El comerciante habló emocionado de su familia, en especial de su hija, Marisol, quien es bailarina y que actualmente tiene una academia de danza, cuyo cartel es exhibido en la vidriera de la botonería. “Mi hija bailó en el Colón, en el Teatro San Martín, en el ballet de Julio Bocca en la 9 de Julio, y fue condecorada por la Unesco”, dijo orgulloso.
Reconoció que si bien muchas personas se le acercaron para aprender el oficio, admitió que es muy complicado debido a que es un trabajo “muy personal” y que “debe nacer de la creatividad de uno mismo”.
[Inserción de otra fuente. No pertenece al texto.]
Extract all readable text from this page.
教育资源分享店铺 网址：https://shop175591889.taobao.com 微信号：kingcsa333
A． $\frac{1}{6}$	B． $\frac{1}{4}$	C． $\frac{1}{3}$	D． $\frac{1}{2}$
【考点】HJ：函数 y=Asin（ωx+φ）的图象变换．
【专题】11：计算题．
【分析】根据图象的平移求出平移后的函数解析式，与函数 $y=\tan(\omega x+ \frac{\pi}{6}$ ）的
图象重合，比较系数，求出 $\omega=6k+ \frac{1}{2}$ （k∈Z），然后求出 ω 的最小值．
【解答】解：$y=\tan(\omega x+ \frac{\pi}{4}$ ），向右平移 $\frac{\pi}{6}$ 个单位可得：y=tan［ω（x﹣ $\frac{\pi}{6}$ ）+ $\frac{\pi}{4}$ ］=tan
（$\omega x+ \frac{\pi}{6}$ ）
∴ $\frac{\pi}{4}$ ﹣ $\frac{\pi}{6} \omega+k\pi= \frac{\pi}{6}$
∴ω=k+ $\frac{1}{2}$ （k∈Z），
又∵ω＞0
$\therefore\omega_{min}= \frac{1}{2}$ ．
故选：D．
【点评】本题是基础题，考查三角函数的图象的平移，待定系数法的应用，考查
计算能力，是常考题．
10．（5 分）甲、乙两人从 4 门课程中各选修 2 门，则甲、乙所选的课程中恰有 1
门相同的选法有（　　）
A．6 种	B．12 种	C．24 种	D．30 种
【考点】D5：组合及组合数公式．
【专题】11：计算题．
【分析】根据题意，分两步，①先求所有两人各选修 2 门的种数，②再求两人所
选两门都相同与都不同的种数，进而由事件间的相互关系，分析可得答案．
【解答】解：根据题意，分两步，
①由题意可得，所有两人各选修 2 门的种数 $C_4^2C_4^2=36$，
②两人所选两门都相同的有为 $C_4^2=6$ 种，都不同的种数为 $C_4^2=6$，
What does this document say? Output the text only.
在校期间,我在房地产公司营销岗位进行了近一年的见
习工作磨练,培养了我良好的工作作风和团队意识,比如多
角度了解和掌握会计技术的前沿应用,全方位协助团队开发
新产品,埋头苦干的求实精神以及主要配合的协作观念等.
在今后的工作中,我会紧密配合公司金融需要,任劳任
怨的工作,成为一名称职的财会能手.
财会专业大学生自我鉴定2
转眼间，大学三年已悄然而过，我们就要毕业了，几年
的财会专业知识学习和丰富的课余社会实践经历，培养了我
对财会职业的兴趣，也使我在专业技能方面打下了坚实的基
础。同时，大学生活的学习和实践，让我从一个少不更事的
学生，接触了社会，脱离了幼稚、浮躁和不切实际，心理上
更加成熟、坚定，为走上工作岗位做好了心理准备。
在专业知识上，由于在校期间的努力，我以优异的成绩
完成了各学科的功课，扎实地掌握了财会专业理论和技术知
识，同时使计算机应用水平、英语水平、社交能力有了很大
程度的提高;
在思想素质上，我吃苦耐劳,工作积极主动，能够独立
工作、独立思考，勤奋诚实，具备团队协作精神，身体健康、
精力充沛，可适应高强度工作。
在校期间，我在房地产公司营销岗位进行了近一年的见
Eduardo señaló que la botonería continuará en un futuro, pero que es “muy difícil que alguien continúe con el diseño artesanal de este producto debido a que actualmente hay maquinas que hacen la misma acción“. El comerciante señaló que si bien ya no trabaja ni tiene los niveles de venta de años anteriores, no pensó en abandonar su oficio.
“En ningún momento pensé en dejar esta profesión ni en dejar el local, porque siempre tuve momentos buenos y malos. En los momentos buenos hay que saber aprovechar y los malos te las tienes que aguantar”, admitió.
“La vida me dio todo y si bien también tuve complicaciones, no me puedo quejar. Tengo a mi familia y mientras pueda hacer lo que me gusta soy feliz”, concluyó Eduardo Alfonso, que espera el mes de septiembre para festejar los 90 años del negocio.